Dancing in the Offices Until Someone Turned the Lights On

We danced in their offices past midnight, among the monitors and the empty bottles, the kind of party that makes no logistical sense in retrospect but feels completely necessary while it’s happening. That was tape.tv—a Berlin internet music channel that filed for insolvency this week, and that I’m going to miss in ways I didn’t entirely anticipate.

I met a lot of people through that place. Saw bands I’d never have found otherwise. Drank more than was wise at more of their events than I can accurately reconstruct. With Andi I once spent a weekend plastering small Austrian villages with tape.tv stickers while drunk English people materialized from somewhere and soaked us both in vodka, singing songs nobody recognized. With Karl there were the basement bars of Weißensee—properly dark, the kind of places that don’t appear on any map. With Wenke there was Melt, the whole dusty, euphoric field of it.

The peak was 2010 and 2011. Original productions, a rooftop concert series, a music show on ZDF.kultur, web livestreams that drew real audiences. At its height the site cleared eleven million visits a month. By the end of 2014—the last time they filed public figures—that number had collapsed below 700,000. Two rounds of layoffs. A move to smaller offices.
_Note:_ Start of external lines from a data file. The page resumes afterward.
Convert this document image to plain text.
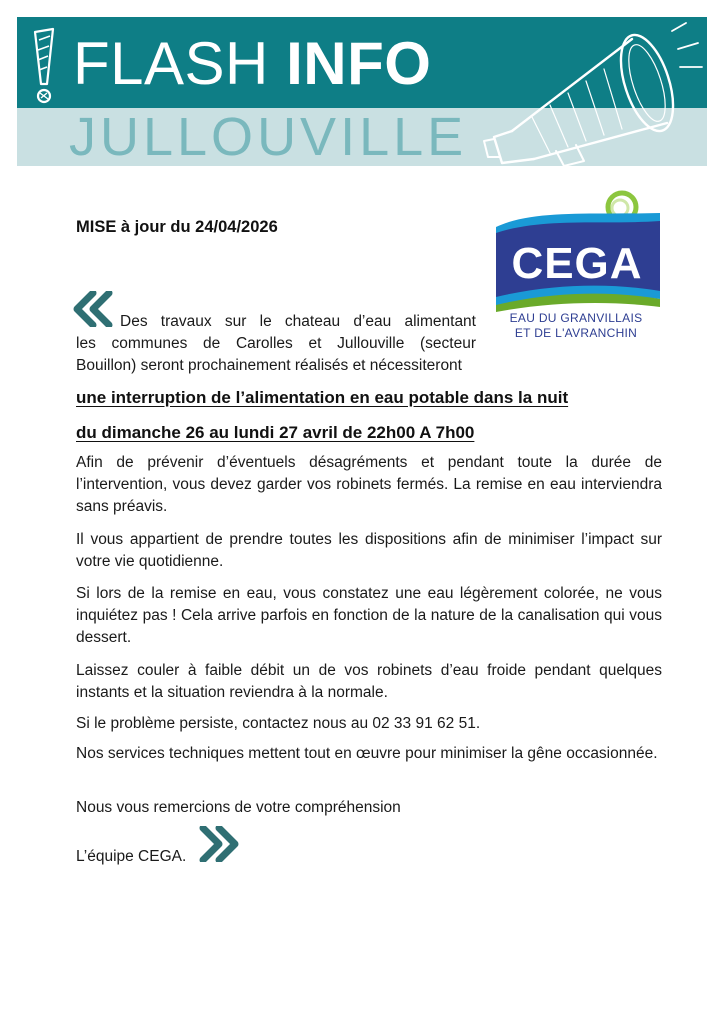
FLASH INFO
JULLOUVILLE
CEGA
EAU DU GRANVILLAIS
ET DE L'AVRANCHIN
MISE à jour du 24/04/2026
Des travaux sur le chateau d’eau alimentant
les communes de Carolles et Jullouville (secteur
Bouillon) seront prochainement réalisés et nécessiteront
une interruption de l’alimentation en eau potable dans la nuit
du dimanche 26 au lundi 27 avril de 22h00 A 7h00

Afin de prévenir d’éventuels désagréments et pendant toute la durée de l’intervention, vous devez garder vos robinets fermés. La remise en eau interviendra sans préavis.

Il vous appartient de prendre toutes les dispositions afin de minimiser l’impact sur votre vie quotidienne.

Si lors de la remise en eau, vous constatez une eau légèrement colorée, ne vous inquiétez pas ! Cela arrive parfois en fonction de la nature de la canalisation qui vous dessert.

Laissez couler à faible débit un de vos robinets d’eau froide pendant quelques instants et la situation reviendra à la normale.

Si le problème persiste, contactez nous au 02 33 91 62 51.

Nos services techniques mettent tout en œuvre pour minimiser la gêne occasionnée.

Nous vous remercions de votre compréhension

L’équipe CEGA.
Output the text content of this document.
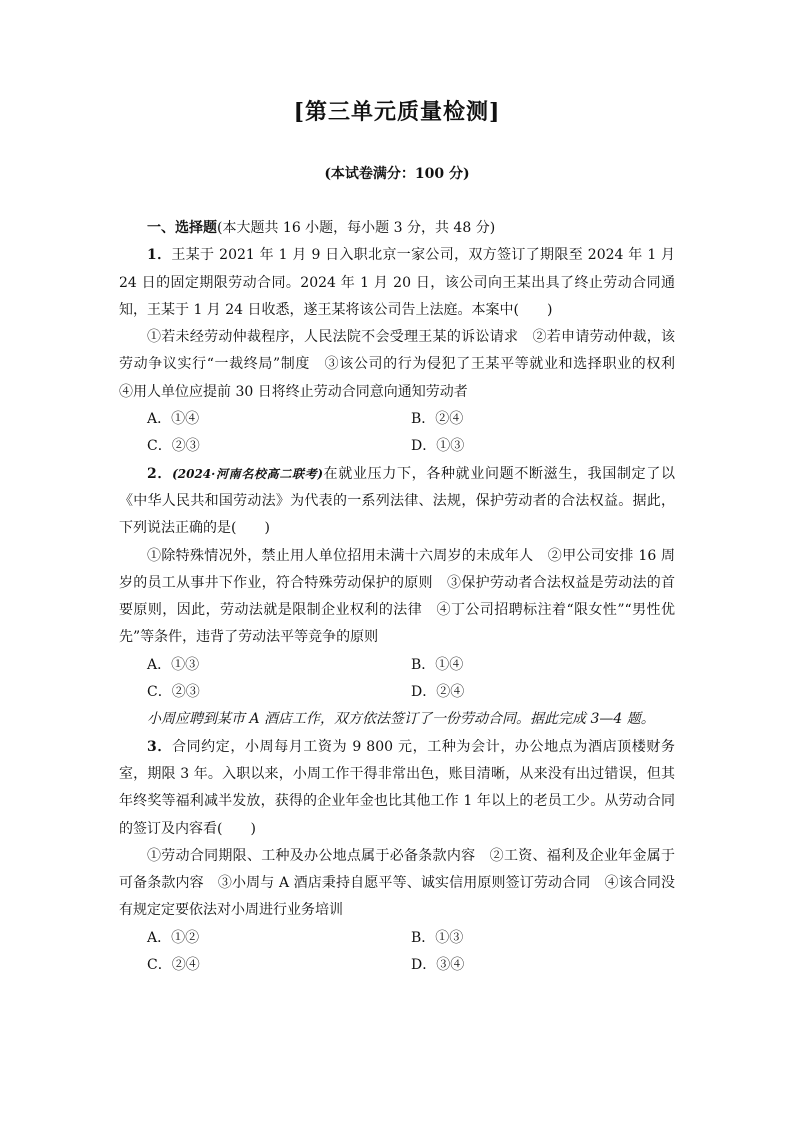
[第三单元质量检测]
(本试卷满分：100 分)

一、选择题(本大题共 16 小题，每小题 3 分，共 48 分)

1．王某于 2021 年 1 月 9 日入职北京一家公司，双方签订了期限至 2024 年 1 月 24 日的固定期限劳动合同。2024 年 1 月 20 日，该公司向王某出具了终止劳动合同通知，王某于 1 月 24 日收悉，遂王某将该公司告上法庭。本案中(　　)

①若未经劳动仲裁程序，人民法院不会受理王某的诉讼请求　②若申请劳动仲裁，该劳动争议实行“一裁终局”制度　③该公司的行为侵犯了王某平等就业和选择职业的权利　④用人单位应提前 30 日将终止劳动合同意向通知劳动者

A．①④	B．②④
C．②③	D．①③

2．(2024·河南名校高二联考)在就业压力下，各种就业问题不断滋生，我国制定了以《中华人民共和国劳动法》为代表的一系列法律、法规，保护劳动者的合法权益。据此，下列说法正确的是(　　)

①除特殊情况外，禁止用人单位招用未满十六周岁的未成年人　②甲公司安排 16 周岁的员工从事井下作业，符合特殊劳动保护的原则　③保护劳动者合法权益是劳动法的首要原则，因此，劳动法就是限制企业权利的法律　④丁公司招聘标注着“限女性”“男性优先”等条件，违背了劳动法平等竞争的原则

A．①③	B．①④
C．②③	D．②④

小周应聘到某市 A 酒店工作，双方依法签订了一份劳动合同。据此完成 3—4 题。

3．合同约定，小周每月工资为 9 800 元，工种为会计，办公地点为酒店顶楼财务室，期限 3 年。入职以来，小周工作干得非常出色，账目清晰，从来没有出过错误，但其年终奖等福利减半发放，获得的企业年金也比其他工作 1 年以上的老员工少。从劳动合同的签订及内容看(　　)

①劳动合同期限、工种及办公地点属于必备条款内容　②工资、福利及企业年金属于可备条款内容　③小周与 A 酒店秉持自愿平等、诚实信用原则签订劳动合同　④该合同没有规定定要依法对小周进行业务培训

A．①②	B．①③
C．②④	D．③④
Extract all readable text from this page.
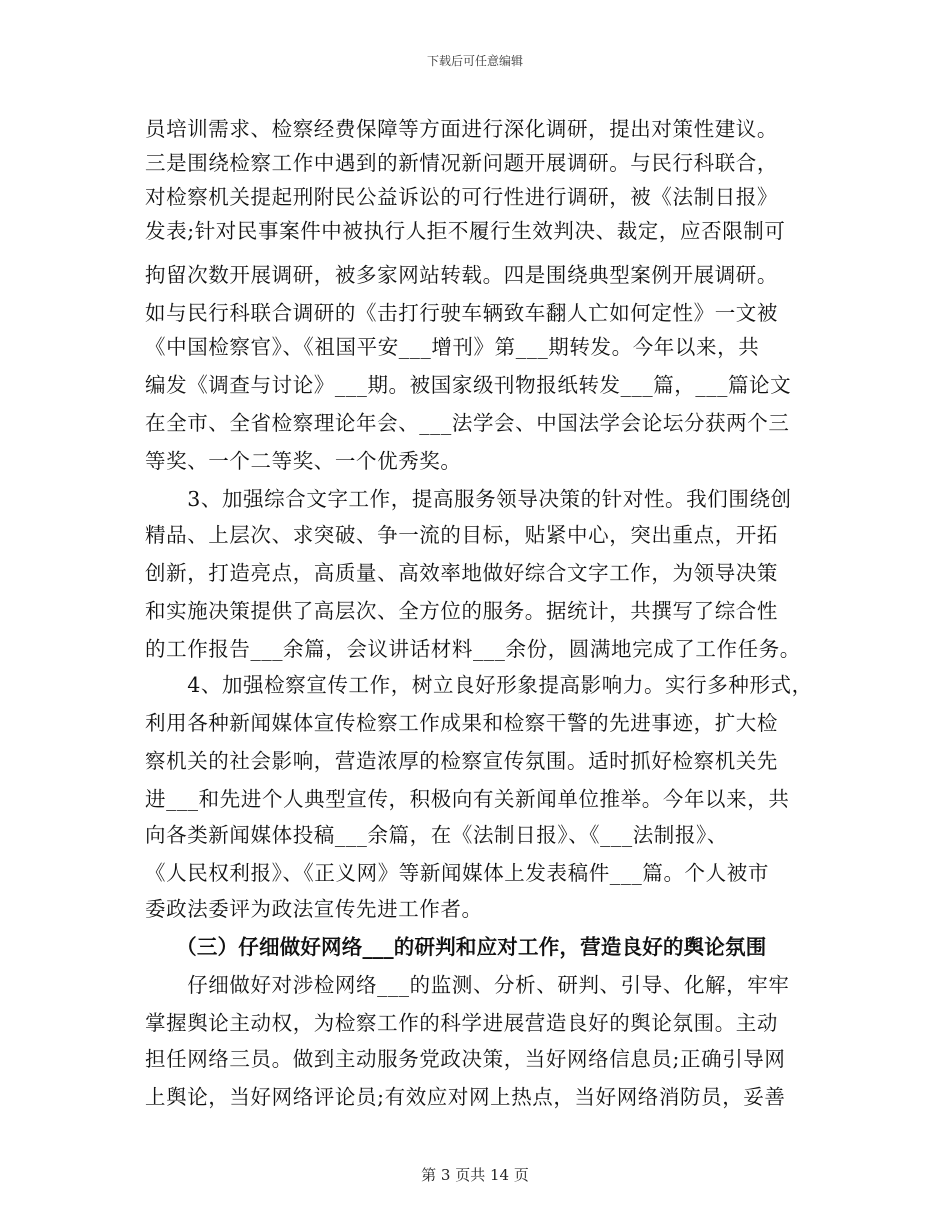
下载后可任意编辑
员培训需求、检察经费保障等方面进行深化调研，提出对策性建议。
三是围绕检察工作中遇到的新情况新问题开展调研。与民行科联合，
对检察机关提起刑附民公益诉讼的可行性进行调研，被《法制日报》
发表;针对民事案件中被执行人拒不履行生效判决、裁定，应否限制可
拘留次数开展调研，被多家网站转载。四是围绕典型案例开展调研。
如与民行科联合调研的《击打行驶车辆致车翻人亡如何定性》一文被
《中国检察官》、《祖国平安___增刊》第___期转发。今年以来，共
编发《调查与讨论》___期。被国家级刊物报纸转发___篇，___篇论文
在全市、全省检察理论年会、___法学会、中国法学会论坛分获两个三
等奖、一个二等奖、一个优秀奖。
　　3、加强综合文字工作，提高服务领导决策的针对性。我们围绕创
精品、上层次、求突破、争一流的目标，贴紧中心，突出重点，开拓
创新，打造亮点，高质量、高效率地做好综合文字工作，为领导决策
和实施决策提供了高层次、全方位的服务。据统计，共撰写了综合性
的工作报告___余篇，会议讲话材料___余份，圆满地完成了工作任务。
　　4、加强检察宣传工作，树立良好形象提高影响力。实行多种形式，
利用各种新闻媒体宣传检察工作成果和检察干警的先进事迹，扩大检
察机关的社会影响，营造浓厚的检察宣传氛围。适时抓好检察机关先
进___和先进个人典型宣传，积极向有关新闻单位推举。今年以来，共
向各类新闻媒体投稿___余篇，在《法制日报》、《___法制报》、
《人民权利报》、《正义网》等新闻媒体上发表稿件___篇。个人被市
委政法委评为政法宣传先进工作者。
　　（三）仔细做好网络___的研判和应对工作，营造良好的舆论氛围
　　仔细做好对涉检网络___的监测、分析、研判、引导、化解，牢牢
掌握舆论主动权，为检察工作的科学进展营造良好的舆论氛围。主动
担任网络三员。做到主动服务党政决策，当好网络信息员;正确引导网
上舆论，当好网络评论员;有效应对网上热点，当好网络消防员，妥善
第 3 页共 14 页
The familiar geometry of something quietly giving up.

I’d been hearing the rumors for a while, the way you hear things when enough of your friends work in Berlin media: too-fast growth, technical trouble, the structural impossibility of going to war with YouTube and VEVO without YouTube or VEVO’s infrastructure. Monetizing the attention they’d earned turned out to be harder than earning it. It usually does.

Companies come and go, especially in Berlin, especially online. I know that. It doesn’t make the good ones any easier to lose.